I control costs through metric hygiene: I remove unnecessary time series, limit highly variable labels, and scale retention according to usefulness. I track the number of active series per job and client and set alerts when thresholds are exceeded. For storage, I use appropriate classes (fast for operational TSDB, inexpensive for long-term), and I plan network traffic for remote write and reports so there are no surprises.

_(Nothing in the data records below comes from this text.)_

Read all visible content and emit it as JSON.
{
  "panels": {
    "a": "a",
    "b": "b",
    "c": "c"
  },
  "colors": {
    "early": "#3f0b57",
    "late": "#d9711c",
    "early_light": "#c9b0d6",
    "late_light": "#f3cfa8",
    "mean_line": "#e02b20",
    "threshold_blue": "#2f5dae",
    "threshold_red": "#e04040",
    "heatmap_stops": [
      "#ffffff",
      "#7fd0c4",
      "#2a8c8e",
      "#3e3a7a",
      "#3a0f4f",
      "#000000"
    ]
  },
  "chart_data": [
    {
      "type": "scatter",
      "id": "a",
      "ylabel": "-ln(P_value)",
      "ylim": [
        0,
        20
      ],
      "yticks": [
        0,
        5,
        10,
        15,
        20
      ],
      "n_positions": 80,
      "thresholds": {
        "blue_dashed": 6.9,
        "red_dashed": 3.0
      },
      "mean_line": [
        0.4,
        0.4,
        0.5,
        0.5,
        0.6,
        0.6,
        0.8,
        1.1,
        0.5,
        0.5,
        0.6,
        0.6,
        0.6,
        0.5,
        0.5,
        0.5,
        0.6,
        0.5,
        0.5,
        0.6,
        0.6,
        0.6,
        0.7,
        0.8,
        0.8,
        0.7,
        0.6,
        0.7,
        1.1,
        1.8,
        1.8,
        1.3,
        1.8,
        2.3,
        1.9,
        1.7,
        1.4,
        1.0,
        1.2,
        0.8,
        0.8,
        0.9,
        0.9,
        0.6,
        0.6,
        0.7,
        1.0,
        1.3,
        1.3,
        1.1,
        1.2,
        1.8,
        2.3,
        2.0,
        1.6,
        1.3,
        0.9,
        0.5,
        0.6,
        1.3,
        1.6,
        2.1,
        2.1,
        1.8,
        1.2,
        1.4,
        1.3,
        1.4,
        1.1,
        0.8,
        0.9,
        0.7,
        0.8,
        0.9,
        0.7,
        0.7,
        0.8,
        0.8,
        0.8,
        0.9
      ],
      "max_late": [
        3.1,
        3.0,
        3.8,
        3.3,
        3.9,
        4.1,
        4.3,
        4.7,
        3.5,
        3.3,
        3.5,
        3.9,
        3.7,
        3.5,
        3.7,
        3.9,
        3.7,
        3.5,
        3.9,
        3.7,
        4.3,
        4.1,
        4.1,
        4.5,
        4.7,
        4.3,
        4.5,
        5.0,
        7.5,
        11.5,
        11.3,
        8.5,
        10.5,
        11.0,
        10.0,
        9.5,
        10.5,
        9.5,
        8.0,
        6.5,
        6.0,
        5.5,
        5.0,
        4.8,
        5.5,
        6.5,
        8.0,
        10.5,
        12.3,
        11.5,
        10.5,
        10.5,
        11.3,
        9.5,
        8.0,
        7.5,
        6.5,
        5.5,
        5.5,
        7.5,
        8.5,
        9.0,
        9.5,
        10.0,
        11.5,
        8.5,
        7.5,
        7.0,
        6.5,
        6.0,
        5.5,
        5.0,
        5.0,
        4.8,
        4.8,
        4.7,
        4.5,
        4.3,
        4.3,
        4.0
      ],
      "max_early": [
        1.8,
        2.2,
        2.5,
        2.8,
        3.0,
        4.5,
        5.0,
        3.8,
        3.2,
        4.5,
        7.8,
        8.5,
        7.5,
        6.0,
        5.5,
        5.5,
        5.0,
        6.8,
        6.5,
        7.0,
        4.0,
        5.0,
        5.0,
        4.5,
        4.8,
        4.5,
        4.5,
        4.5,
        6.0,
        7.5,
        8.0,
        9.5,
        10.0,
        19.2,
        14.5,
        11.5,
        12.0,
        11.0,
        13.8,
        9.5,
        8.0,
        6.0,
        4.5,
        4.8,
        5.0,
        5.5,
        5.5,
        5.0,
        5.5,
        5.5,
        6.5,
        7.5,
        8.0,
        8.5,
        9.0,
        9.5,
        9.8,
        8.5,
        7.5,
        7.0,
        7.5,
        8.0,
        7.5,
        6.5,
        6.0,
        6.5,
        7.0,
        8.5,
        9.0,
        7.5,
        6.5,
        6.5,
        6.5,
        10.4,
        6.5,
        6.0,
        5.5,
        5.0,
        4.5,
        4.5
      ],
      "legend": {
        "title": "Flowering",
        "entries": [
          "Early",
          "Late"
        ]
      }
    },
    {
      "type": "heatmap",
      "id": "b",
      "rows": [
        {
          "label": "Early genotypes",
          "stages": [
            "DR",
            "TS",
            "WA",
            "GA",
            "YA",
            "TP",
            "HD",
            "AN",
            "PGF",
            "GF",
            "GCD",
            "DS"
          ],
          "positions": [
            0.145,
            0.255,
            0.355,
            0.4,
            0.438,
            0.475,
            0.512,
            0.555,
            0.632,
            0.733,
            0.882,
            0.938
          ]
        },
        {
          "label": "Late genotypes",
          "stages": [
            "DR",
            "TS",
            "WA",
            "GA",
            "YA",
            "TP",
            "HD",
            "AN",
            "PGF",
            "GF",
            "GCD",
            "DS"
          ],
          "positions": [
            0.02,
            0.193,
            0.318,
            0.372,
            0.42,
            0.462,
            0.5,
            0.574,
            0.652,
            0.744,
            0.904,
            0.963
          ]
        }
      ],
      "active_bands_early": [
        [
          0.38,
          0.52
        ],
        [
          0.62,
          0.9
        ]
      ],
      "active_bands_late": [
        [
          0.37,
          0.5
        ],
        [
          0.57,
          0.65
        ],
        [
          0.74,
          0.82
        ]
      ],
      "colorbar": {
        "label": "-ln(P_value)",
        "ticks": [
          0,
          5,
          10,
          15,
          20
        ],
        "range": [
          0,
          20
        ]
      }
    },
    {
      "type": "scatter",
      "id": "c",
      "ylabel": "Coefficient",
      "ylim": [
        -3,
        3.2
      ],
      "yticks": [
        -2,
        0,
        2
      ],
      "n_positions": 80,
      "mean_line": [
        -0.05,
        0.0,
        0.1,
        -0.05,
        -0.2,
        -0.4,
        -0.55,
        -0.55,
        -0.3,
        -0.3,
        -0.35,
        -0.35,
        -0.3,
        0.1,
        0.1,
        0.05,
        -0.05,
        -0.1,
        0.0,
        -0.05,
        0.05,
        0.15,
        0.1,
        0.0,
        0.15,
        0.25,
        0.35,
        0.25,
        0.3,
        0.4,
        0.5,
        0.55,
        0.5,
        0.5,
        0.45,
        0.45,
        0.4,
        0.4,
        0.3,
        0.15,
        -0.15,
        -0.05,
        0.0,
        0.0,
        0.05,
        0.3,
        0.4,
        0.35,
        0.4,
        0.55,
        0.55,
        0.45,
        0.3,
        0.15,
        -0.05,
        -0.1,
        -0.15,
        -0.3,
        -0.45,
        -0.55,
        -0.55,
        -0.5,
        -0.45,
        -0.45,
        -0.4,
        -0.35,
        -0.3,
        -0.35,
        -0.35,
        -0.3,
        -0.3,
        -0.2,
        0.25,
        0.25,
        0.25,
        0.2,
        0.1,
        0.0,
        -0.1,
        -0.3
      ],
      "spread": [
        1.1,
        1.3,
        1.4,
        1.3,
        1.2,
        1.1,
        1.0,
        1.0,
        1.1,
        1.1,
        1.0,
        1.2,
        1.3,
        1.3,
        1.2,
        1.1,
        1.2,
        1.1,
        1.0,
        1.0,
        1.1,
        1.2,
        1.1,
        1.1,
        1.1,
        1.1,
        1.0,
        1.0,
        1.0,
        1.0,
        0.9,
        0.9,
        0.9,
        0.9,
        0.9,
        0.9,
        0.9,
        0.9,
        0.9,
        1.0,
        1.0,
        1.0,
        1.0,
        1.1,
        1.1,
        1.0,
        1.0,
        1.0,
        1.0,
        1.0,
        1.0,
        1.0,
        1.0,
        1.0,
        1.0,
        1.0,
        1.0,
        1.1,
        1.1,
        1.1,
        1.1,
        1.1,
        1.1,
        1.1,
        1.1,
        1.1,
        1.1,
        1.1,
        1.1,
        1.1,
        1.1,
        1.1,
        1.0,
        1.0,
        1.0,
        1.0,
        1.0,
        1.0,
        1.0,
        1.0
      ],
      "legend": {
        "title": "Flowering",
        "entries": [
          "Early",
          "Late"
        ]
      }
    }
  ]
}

Future: Managed Services and AI
I see a clear trend toward managed platforms that bundle metrics, logs, and traces under one roof and provide self-service dashboards, enabling teams to act. AI-supported anomaly detection, adaptive thresholds, and automated correlations shorten analysis times. I initially test such functions in secondary paths, compare hit rates, and add them to the alarm concept in measured doses. For inspiration, it's worth taking a look at AI-supported monitoring, which provides ideas on automation, logs, and predictions. Step by step, this creates a monitoring system that prevents failures, optimally sets maintenance windows, and User experience lifts.
Briefly summarized
A cleanly constructed MonitoringThe stack with Prometheus and Grafana gives me a reliable view of infrastructure, workloads, and applications. I collect comprehensive metrics, keep queries fast, and visualize insights so that support and customers can make confident decisions. Alerts are targeted, logs and traces provide context, and rights concepts protect data for each client. With federation, remote write, and recording rules, the system scales without losing response speed. Anyone who wants to run professional hosting and deliver clear SLAs will benefit from this stack in the long term. efficient and transparent.